Transcriptional and Epigenetic mechanisms provided by Noncoding RNAs in human cancer.
Background: The spatial and temporal heterogeneity characterizing cancer presents a major hurdle to both basic and translation research. Within the same tumor, cancer cells can behave differently with some of them acquiring the ability to adapt in response to harsh or even hostile conditions, produced either by the host or following cancer treatment. In recent years, it has become increasingly evident that non-coding mechanisms play an important role in gene regulation. Short (microRNAs) and long non-coding RNAs (lncRNAs) as well as non-coding DNA elements (enhancer, silencer), have emerged as key elements in the adaptive response mechanisms and in the transcriptional/epigenetic reprogramming of cancer cells, which occur during cancer evolution and in the most aggressive cases of the disease, such as metastatic spread or tolerance/resistance to therapy. These RNA elements are also extremely attractive for applied medicine, as they could be exploited to provide a new generation of targets for therapeutic/theranostic applications with unprecedented sensitivity and specificity.
Aim: This project is aimed at investigating the role noncoding RNAs and DNA elements play in the adaptive response of breast cancer cells following anticancer therapies and in the context of advanced 3D models and primary tumor organoids. The candidate will use cutting-edge genomic approaches to achieve a high-resolution characterization of the transcriptional/epigenetic landscape of cancer cells, focusing on their evolutionary trajectories that will be characterized in time and space. The ultimate goal will be to gain insight into the genetic and epigenetic factors that hinder the success of established anticancer therapies.
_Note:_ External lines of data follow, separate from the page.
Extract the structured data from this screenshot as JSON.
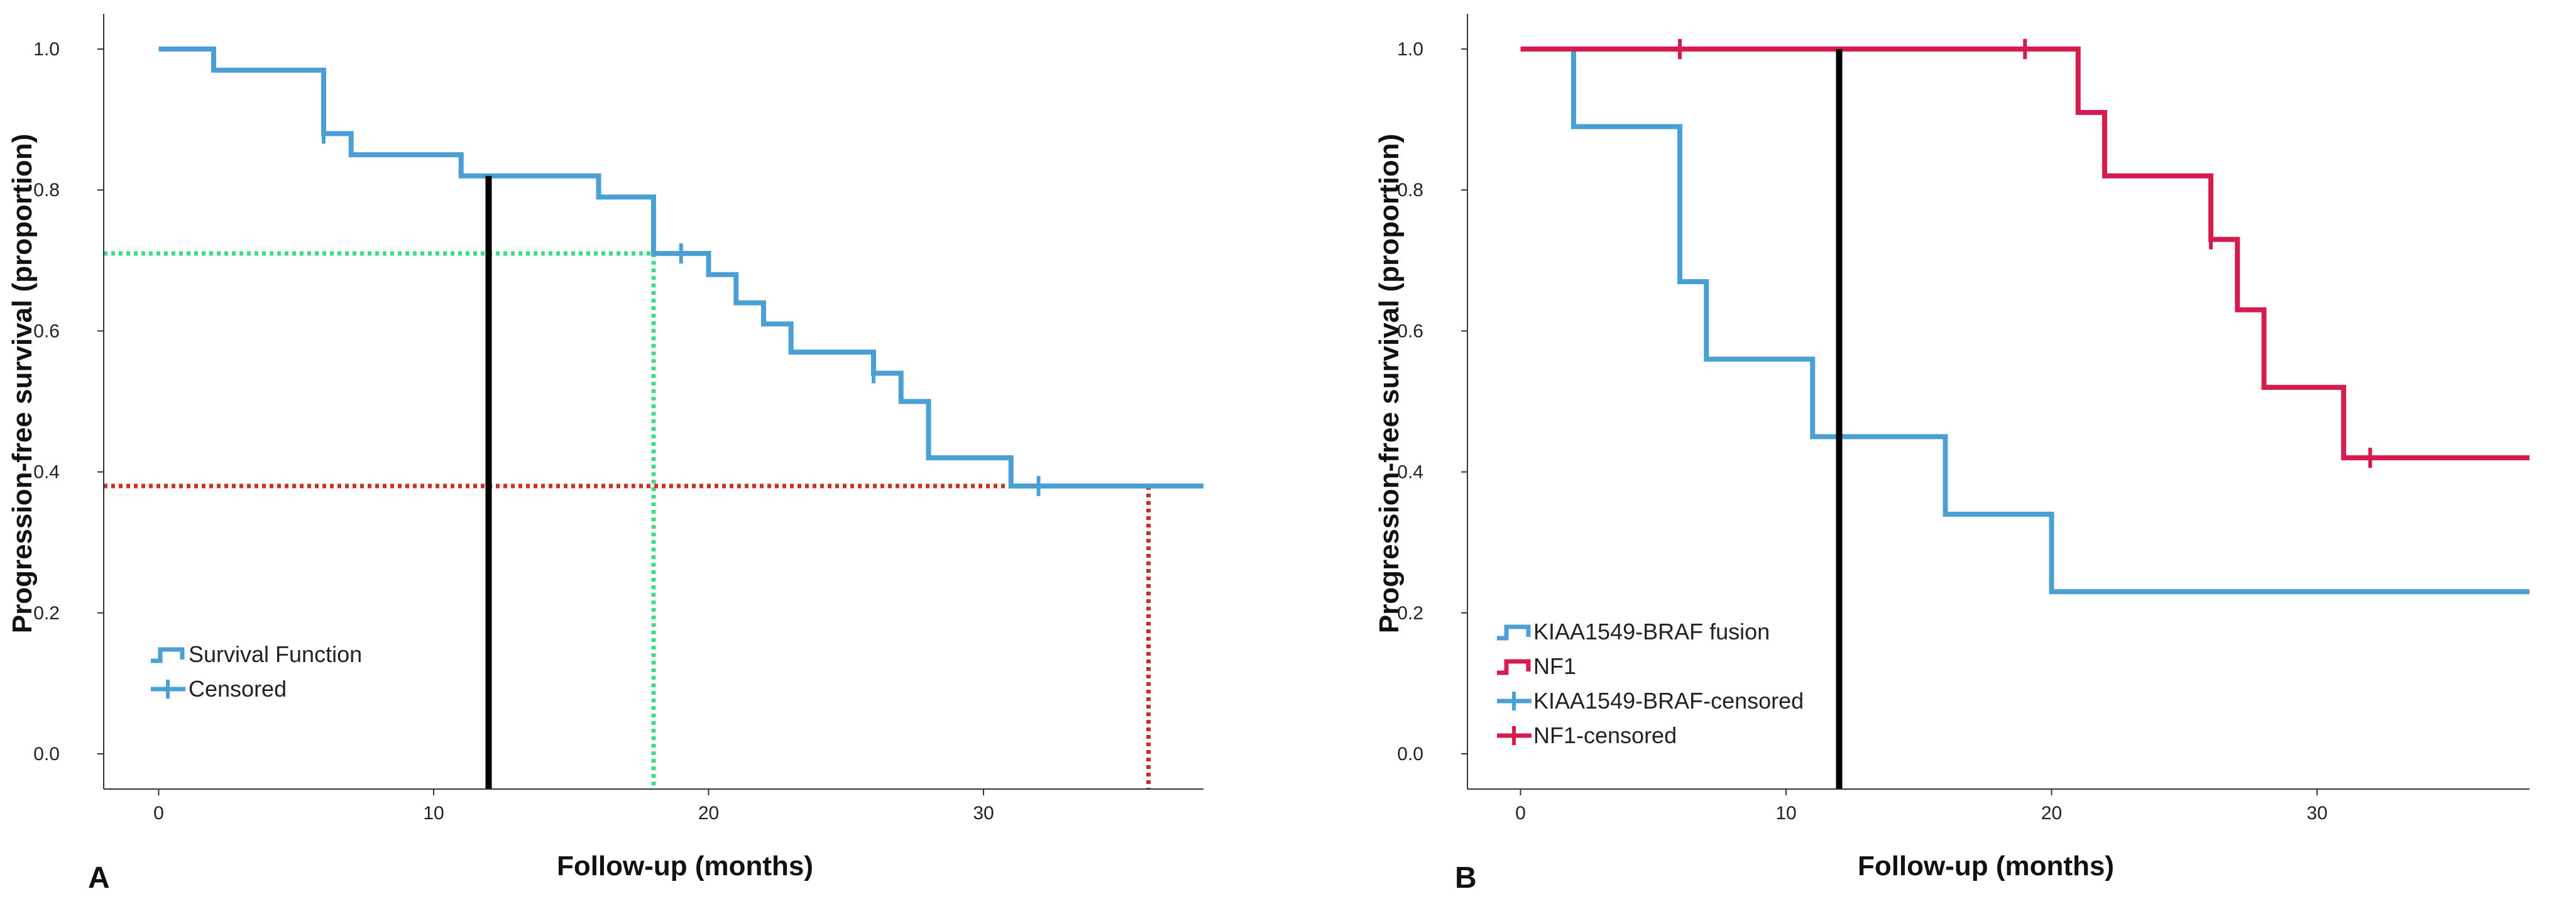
{
  "chart_data": [
    {
      "type": "line",
      "panel": "A",
      "ylabel": "Progression-free survival (proportion)",
      "xlabel": "Follow-up (months)",
      "xlim": [
        -2,
        38
      ],
      "ylim": [
        -0.05,
        1.05
      ],
      "xticks": [
        0,
        10,
        20,
        30
      ],
      "yticks": [
        0.0,
        0.2,
        0.4,
        0.6,
        0.8,
        1.0
      ],
      "colors": {
        "survival": "#4a9fd4",
        "median_line": "#000000",
        "green_ref": "#3ddc84",
        "red_ref": "#c9302c"
      },
      "series": [
        {
          "name": "Survival Function",
          "steps": [
            [
              0,
              1.0
            ],
            [
              2,
              0.97
            ],
            [
              6,
              0.88
            ],
            [
              7,
              0.85
            ],
            [
              11,
              0.82
            ],
            [
              16,
              0.79
            ],
            [
              18,
              0.71
            ],
            [
              20,
              0.68
            ],
            [
              21,
              0.64
            ],
            [
              22,
              0.61
            ],
            [
              23,
              0.57
            ],
            [
              26,
              0.54
            ],
            [
              27,
              0.5
            ],
            [
              28,
              0.42
            ],
            [
              31,
              0.38
            ],
            [
              38,
              0.38
            ]
          ],
          "censored": [
            [
              6,
              0.88
            ],
            [
              19,
              0.71
            ],
            [
              26,
              0.54
            ],
            [
              32,
              0.38
            ]
          ]
        }
      ],
      "reference_lines": {
        "black_vertical": {
          "x": 12,
          "y_top": 0.82
        },
        "green": {
          "x": 18,
          "y": 0.71
        },
        "red": {
          "x": 36,
          "y": 0.38
        }
      },
      "legend": [
        "Survival Function",
        "Censored"
      ]
    },
    {
      "type": "line",
      "panel": "B",
      "ylabel": "Progression-free survival (proportion)",
      "xlabel": "Follow-up (months)",
      "xlim": [
        -2,
        38
      ],
      "ylim": [
        -0.05,
        1.05
      ],
      "xticks": [
        0,
        10,
        20,
        30
      ],
      "yticks": [
        0.0,
        0.2,
        0.4,
        0.6,
        0.8,
        1.0
      ],
      "colors": {
        "kiaa": "#4a9fd4",
        "nf1": "#d61c4e",
        "median_line": "#000000"
      },
      "series": [
        {
          "name": "KIAA1549-BRAF fusion",
          "steps": [
            [
              0,
              1.0
            ],
            [
              2,
              0.89
            ],
            [
              6,
              0.67
            ],
            [
              7,
              0.56
            ],
            [
              11,
              0.45
            ],
            [
              16,
              0.34
            ],
            [
              20,
              0.23
            ],
            [
              38,
              0.23
            ]
          ],
          "censored": []
        },
        {
          "name": "NF1",
          "steps": [
            [
              0,
              1.0
            ],
            [
              21,
              0.91
            ],
            [
              22,
              0.82
            ],
            [
              26,
              0.73
            ],
            [
              27,
              0.63
            ],
            [
              28,
              0.52
            ],
            [
              31,
              0.42
            ],
            [
              38,
              0.42
            ]
          ],
          "censored": [
            [
              6,
              1.0
            ],
            [
              19,
              1.0
            ],
            [
              26,
              0.73
            ],
            [
              32,
              0.42
            ]
          ]
        }
      ],
      "reference_lines": {
        "black_vertical": {
          "x": 12,
          "y_top": 1.0
        }
      },
      "legend": [
        "KIAA1549-BRAF fusion",
        "NF1",
        "KIAA1549-BRAF-censored",
        "NF1-censored"
      ]
    }
  ]
}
Methodology: The project is highly interdisciplinary. We will use as model system stroma-enhancer cancer organoids, a sort of "cancer avatars", which mimic the 3D spatial tissue organization and maintain the genetic and phenotypic heterogeneity of their tissue of origin. The candidate will exploit cutting-edge approaches, including state-of-the-art genomic platforms (i.e. RNAseq, ATACseq, DNAseq, Genomic Barcoding, Single-Cell sequencing), genetic interrogation by multiplexed CRISPR/cas9 system (CRISPRi/a, CROP-seq, Perturb-seq approaches) and novel emerging methodologies that will be developed as part of the project (e.g. Spatially-resolved omics).
Please note: the position related to this project can be assigned either to the molecular oncology or computational biology curriculum, depending on the background of the successful candidate.